Sudah dua bulan sejak gencatan senjata yang dinanti-nantikan diumumkan, namun Gaza (kota kecil yang tertindas) masih terjebak dalam pusaran krisis yang tak kunjung berakhir. Suara senjata memang mereda dibandingkan masa pembantaian sebelumnya, tetapi ketenangan ini hanyalah gema tipis dari kehidupan yang masih menanggung luka.
Meskipun perang sedikit mereda, dampaknya tetap nyata. Reruntuhan menghantui setiap sudut, pelanggaran terus berlangsung, dan wajah-wajah warga masih diselimuti ketakutan dan duka yang mendalam. Kehancuran tidak hanya menyasar rumah dan fasilitas publik, tetapi juga mencuri harapan, membatasi akses warga pada kehidupan normal.
Jalan-jalan yang dulu ramai kini kosong dan muram. Air dan listrik langka. Anak-anak berjuang mendapatkan pendidikan setelah sekolah mereka hancur. Dokter bekerja keras menyelamatkan nyawa di tengah kekurangan obat dan peralatan medis yang parah.
Ilusi Gencatan Senjata
The Guardian menyoroti bahwa istilah “gencatan senjata” menimbulkan ilusi berbahaya: seakan kehidupan di Gaza kembali normal. Padahal 2,2 juta warga Palestina kini terkurung di 42% wilayah Gaza, dengan sembilan dari sepuluh orang kehilangan rumah, dan 81% rumah yang tersisa rusak atau hancur parah.
Sejak gencatan senjata 10 Oktober 2024, lebih dari 360 warga Palestina tewas, termasuk minimal 70 anak-anak, menurut data PBB. Meski jumlah korban menurun dibandingkan dua tahun sebelumnya, rata-rata tujuh orang masih tewas setiap hari—angka yang setara konflik aktif di belahan dunia lain. Amnesty International bahkan menegaskan Israel masih melakukan tindakan yang bisa dikategorikan sebagai kejahatan genosida.

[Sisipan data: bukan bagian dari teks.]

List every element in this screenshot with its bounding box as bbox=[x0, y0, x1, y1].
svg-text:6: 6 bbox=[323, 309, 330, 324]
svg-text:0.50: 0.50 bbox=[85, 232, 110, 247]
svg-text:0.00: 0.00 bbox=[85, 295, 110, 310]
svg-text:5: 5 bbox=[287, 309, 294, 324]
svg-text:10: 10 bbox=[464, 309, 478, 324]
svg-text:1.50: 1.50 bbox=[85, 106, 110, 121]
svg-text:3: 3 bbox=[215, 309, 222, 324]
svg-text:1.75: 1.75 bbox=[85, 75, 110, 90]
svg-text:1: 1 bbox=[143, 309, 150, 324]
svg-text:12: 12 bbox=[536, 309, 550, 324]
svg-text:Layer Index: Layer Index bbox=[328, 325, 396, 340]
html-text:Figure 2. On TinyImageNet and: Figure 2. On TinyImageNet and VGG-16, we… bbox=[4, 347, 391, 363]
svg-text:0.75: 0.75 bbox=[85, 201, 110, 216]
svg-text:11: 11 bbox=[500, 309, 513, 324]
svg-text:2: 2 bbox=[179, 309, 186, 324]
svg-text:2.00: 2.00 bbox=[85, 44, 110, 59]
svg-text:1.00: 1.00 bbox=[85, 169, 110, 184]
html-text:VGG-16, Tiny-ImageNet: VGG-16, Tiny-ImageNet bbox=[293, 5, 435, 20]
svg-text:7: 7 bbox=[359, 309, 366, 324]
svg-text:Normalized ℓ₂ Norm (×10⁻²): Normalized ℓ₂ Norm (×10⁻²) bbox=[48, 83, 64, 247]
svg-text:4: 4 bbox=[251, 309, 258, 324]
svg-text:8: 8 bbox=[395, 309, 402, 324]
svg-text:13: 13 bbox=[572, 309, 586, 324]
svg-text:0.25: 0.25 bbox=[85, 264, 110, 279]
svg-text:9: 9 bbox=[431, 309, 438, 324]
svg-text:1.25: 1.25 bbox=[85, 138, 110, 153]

Musim dingin menambah penderitaan. Hujan merusak tenda pengungsian, limbah mencemari lingkungan, meningkatkan risiko wabah penyakit. Warga hidup dalam ketidakpastian, di tengah blokade yang menahan mereka dari pemulihan yang sesungguhnya.
Kelaparan dan Penyakit Mengintai
Menurut Nestor Omohanji, perwakilan UNFPA di Palestina, sebagian besar keluarga Gaza masih tinggal di pengungsian padat yang terancam kelaparan dan penyakit. Gencatan senjata memang diperlukan, tetapi bukan akhir perang bagi perempuan dan anak-anak—secara fisik, emosional, maupun ekonomi.
Lebih dari 57 ribu keluarga dipimpin perempuan, banyak yang hidup dalam kondisi rapuh tanpa pendapatan. Mereka mengantri berjam-jam untuk air dan makanan, memasak di tungku terbuka, mencuci dengan ember, dan tidur di bawah selimut basah. Harapan mereka kini sederhana: tenda kering, pemanas kecil, dan penerangan yang cukup.
Hanya sepertiga fasilitas kesehatan yang beroperasi sebagian, semua kekurangan tenaga dan pasokan. Obat-obatan menipis, ruang bayi penuh sesak, tetapi tenaga medis tetap berjuang. Sistem kesehatan bertahan hanya karena dedikasi mereka, meskipun kehilangan nyawa telah parah. Pemulihan sektor kesehatan membutuhkan rekonstruksi fasilitas, pasokan obat yang stabil, dan penguatan tenaga medis.
Meski Gaza tetap terperangkap dalam kegelapan dan penderitaan, kota ini tetap menjadi simbol kesabaran dan keteguhan. Warga berjuang untuk hidup di tengah kondisi ekstrem, dan meski harapan redup, percikan kecil akan hari esok yang lebih baik tetap menyala.